Presumably we are talking about major party candidates only, and maybe the impactful third-party candidates like La Follette, Perot, Weaver etc. For this, I'm imagining myself as an alien nerd who has just arrived on Earth and spends the next six months researching this topic, and is then thoroughly grilled on it. Who would they be most likely to forget?

Well, all of the females can be ruled out as there has been so few of them and thus are quite novel. Similarly those who took part in the most interesting elections can be too, thus one can exclude the running mates of Tilden and Hayes eveb though I can't name them without Googling. Also, those who went onto bigger things (Earl Warren might be a half-decent shout if not for becoming one of the more consequential CJs) can't count either.

Kefauver, Kemp and Miller seem like the best bets from the post-WWII era.
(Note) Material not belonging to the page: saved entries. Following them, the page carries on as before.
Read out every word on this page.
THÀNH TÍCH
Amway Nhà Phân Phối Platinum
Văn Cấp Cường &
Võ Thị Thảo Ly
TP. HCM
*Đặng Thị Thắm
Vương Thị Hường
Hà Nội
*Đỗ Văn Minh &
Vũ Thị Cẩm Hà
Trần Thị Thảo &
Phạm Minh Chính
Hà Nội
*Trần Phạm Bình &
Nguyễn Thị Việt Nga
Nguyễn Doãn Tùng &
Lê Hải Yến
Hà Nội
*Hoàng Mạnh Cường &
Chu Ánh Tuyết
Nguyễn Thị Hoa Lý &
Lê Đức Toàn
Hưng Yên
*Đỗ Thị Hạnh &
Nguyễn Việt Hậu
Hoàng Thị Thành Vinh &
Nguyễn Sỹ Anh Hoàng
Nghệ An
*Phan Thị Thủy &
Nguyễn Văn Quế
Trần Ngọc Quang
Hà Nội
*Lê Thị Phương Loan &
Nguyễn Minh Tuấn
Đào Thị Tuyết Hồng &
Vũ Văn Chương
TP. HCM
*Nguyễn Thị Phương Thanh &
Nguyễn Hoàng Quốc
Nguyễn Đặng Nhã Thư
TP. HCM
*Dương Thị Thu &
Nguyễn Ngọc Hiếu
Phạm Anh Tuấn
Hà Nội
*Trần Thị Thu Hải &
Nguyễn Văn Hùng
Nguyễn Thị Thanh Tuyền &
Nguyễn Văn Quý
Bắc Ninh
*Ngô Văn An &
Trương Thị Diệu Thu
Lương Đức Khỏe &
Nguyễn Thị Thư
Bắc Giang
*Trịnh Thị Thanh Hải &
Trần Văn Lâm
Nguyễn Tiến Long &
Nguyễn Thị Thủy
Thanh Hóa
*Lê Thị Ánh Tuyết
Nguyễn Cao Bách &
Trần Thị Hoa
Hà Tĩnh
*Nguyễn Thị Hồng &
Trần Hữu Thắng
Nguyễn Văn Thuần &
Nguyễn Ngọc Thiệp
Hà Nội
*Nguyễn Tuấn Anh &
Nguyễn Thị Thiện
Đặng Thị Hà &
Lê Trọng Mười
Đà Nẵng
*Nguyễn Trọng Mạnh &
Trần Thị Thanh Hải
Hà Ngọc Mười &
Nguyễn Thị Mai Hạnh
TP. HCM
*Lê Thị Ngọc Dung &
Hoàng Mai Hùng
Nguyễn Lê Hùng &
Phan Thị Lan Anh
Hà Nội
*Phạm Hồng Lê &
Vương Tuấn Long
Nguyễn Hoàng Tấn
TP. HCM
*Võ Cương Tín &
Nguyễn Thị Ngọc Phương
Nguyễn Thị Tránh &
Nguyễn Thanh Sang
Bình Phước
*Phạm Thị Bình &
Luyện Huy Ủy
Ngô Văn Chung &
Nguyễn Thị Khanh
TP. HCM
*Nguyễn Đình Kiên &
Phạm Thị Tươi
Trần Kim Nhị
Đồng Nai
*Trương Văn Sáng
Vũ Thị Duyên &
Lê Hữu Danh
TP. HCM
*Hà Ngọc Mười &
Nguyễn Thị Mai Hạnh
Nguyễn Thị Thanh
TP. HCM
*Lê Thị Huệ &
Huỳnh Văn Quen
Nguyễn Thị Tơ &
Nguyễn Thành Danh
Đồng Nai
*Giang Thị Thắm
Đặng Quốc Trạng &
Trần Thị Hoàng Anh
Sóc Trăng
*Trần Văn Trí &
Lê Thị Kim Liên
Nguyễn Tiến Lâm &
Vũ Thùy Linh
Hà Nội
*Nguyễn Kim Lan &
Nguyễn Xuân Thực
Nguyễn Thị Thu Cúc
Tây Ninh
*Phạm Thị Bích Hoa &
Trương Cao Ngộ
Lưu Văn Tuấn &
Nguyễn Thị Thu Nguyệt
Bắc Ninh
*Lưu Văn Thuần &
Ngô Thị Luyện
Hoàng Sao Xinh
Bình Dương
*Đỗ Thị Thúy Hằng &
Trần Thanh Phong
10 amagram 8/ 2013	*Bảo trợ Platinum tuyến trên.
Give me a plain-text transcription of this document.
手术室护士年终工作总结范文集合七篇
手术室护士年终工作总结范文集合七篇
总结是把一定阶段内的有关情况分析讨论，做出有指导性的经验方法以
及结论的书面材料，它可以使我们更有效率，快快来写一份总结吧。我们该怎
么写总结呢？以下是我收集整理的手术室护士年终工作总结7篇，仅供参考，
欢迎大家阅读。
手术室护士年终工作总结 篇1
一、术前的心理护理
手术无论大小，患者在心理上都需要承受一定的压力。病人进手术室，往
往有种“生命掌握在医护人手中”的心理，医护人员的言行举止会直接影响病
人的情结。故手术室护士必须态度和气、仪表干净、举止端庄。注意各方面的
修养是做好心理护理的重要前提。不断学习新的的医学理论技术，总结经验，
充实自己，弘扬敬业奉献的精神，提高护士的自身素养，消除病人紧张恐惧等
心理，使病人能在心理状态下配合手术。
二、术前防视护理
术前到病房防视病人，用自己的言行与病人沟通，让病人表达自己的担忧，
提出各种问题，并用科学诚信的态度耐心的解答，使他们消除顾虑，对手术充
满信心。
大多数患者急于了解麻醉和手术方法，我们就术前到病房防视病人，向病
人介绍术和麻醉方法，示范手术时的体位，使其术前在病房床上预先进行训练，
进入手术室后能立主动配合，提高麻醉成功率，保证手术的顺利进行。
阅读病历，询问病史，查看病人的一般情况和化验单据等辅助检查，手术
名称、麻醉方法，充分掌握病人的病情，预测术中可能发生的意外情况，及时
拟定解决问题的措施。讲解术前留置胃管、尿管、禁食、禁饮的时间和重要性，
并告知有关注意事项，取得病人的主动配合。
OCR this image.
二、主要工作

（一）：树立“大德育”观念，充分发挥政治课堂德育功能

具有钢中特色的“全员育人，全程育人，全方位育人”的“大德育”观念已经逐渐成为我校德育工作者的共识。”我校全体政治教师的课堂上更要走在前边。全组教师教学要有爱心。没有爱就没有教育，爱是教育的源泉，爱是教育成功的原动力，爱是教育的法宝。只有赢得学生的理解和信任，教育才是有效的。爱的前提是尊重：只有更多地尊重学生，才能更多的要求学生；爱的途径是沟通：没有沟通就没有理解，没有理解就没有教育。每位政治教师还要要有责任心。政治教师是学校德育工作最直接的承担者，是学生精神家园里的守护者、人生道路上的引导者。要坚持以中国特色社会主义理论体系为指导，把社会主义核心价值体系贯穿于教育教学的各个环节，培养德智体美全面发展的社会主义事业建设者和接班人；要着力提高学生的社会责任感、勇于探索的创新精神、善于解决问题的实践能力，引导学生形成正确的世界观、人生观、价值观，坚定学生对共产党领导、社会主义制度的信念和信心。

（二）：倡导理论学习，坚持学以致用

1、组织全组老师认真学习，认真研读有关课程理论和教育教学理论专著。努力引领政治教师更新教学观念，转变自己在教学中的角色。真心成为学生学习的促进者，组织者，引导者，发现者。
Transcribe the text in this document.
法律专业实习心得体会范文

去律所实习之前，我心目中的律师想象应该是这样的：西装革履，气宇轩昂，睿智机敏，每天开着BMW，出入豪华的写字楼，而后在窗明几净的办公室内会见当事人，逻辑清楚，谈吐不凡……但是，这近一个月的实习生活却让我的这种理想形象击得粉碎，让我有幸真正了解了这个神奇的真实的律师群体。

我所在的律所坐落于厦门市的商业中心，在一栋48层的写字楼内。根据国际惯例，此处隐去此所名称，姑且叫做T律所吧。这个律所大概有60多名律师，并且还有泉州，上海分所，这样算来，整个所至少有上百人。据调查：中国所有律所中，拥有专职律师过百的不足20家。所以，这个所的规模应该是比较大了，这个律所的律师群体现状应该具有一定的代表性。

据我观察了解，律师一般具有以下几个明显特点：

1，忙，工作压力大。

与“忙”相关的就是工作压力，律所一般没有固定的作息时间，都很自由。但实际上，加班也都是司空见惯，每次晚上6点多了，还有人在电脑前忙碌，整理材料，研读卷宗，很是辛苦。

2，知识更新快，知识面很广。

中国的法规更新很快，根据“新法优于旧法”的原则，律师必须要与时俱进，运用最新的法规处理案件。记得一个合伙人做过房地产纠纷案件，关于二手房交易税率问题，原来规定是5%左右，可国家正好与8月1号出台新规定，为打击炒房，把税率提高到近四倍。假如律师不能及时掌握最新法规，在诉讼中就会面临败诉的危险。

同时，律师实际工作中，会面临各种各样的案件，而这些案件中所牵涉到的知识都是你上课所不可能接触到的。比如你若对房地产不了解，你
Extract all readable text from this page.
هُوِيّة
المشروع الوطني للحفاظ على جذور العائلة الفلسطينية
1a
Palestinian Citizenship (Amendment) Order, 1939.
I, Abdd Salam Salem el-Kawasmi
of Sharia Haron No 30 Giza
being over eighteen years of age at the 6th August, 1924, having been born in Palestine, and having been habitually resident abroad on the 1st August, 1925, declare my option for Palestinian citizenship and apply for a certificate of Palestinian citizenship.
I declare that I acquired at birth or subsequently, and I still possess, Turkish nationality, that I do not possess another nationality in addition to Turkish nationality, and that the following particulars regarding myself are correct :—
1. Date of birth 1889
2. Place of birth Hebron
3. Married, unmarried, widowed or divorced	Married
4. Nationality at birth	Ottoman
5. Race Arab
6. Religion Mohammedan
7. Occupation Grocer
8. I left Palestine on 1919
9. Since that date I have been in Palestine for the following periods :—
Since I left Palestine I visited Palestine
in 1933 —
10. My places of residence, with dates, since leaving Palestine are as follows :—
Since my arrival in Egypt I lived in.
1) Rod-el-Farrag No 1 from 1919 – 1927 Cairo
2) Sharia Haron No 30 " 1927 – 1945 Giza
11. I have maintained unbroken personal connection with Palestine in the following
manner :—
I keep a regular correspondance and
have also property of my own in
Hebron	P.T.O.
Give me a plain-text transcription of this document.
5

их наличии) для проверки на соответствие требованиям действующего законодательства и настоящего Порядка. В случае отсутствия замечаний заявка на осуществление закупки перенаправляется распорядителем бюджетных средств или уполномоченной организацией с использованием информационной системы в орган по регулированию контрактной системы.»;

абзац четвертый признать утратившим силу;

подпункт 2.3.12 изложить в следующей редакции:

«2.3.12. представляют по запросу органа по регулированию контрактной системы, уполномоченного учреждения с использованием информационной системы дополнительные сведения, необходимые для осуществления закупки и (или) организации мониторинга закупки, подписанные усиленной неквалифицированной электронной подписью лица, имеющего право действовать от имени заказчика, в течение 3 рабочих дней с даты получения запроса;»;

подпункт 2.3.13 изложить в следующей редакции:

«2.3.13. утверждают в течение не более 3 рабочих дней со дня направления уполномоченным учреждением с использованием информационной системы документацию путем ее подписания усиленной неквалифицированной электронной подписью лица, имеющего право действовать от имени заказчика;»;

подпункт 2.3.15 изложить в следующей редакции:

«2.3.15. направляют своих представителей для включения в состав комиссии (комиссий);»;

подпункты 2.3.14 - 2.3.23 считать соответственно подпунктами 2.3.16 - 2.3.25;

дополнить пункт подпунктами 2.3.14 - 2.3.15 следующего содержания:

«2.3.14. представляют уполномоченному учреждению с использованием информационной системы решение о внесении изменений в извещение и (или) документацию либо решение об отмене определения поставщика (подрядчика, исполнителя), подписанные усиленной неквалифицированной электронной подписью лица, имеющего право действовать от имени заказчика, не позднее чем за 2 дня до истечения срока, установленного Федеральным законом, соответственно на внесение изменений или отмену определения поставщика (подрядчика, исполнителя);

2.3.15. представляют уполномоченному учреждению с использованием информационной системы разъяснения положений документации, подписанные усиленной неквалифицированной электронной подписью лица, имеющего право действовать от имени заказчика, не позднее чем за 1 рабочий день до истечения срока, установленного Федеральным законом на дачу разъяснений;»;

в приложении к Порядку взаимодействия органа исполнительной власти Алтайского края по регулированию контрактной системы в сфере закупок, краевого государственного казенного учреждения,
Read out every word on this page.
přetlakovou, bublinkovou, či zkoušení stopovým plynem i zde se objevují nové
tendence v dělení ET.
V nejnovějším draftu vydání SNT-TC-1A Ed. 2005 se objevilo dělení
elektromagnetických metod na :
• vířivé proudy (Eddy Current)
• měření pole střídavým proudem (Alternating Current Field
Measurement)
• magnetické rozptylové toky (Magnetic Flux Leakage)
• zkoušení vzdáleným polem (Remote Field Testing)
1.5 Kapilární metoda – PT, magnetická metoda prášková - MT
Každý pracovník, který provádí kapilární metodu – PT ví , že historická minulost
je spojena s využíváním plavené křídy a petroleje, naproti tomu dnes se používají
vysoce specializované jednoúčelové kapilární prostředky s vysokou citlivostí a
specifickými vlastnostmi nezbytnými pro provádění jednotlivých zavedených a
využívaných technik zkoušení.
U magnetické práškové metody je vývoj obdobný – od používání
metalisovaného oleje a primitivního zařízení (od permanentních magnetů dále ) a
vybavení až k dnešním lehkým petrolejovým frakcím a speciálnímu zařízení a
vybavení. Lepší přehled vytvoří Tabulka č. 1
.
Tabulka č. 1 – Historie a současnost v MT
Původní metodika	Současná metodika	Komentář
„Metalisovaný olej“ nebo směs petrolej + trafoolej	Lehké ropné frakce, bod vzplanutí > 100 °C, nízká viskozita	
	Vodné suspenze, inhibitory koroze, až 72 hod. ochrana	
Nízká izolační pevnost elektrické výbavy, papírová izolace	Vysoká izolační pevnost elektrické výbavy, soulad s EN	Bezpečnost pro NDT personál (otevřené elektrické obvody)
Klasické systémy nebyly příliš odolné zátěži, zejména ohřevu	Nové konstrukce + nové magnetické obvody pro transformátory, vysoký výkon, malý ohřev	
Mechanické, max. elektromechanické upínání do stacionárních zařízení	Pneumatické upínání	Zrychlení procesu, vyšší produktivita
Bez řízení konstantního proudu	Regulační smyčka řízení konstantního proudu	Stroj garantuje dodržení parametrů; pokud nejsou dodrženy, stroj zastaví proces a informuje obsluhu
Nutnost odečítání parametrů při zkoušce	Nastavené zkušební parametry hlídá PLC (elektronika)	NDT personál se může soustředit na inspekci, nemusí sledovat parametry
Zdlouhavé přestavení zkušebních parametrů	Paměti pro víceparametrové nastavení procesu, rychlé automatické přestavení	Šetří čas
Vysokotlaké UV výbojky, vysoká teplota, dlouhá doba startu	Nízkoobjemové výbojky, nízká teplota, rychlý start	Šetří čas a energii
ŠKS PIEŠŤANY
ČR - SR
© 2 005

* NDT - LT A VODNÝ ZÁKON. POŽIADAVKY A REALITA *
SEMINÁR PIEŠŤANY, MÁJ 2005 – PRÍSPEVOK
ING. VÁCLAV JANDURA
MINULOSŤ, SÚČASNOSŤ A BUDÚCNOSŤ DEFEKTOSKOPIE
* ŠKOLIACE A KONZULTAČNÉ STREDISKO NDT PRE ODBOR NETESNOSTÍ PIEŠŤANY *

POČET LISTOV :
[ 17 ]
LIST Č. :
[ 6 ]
Shriver would be helped by the researcher in question being fascinated/baffled by the whole fiasco involving Eagleton in that election, and Bentsen had the legendary quip to Dan Quayle.

The overall answer, though, would probably be someone (well, one of the VP candidates) from the 1880-1892 period. Some of those elections were kind of interesting but it was perhaps the dullest period, and it became sandwiched in between the Civil War/Reconstruction period and the dawn of the American century (which the WJB/McKinley battle was the starting gun for).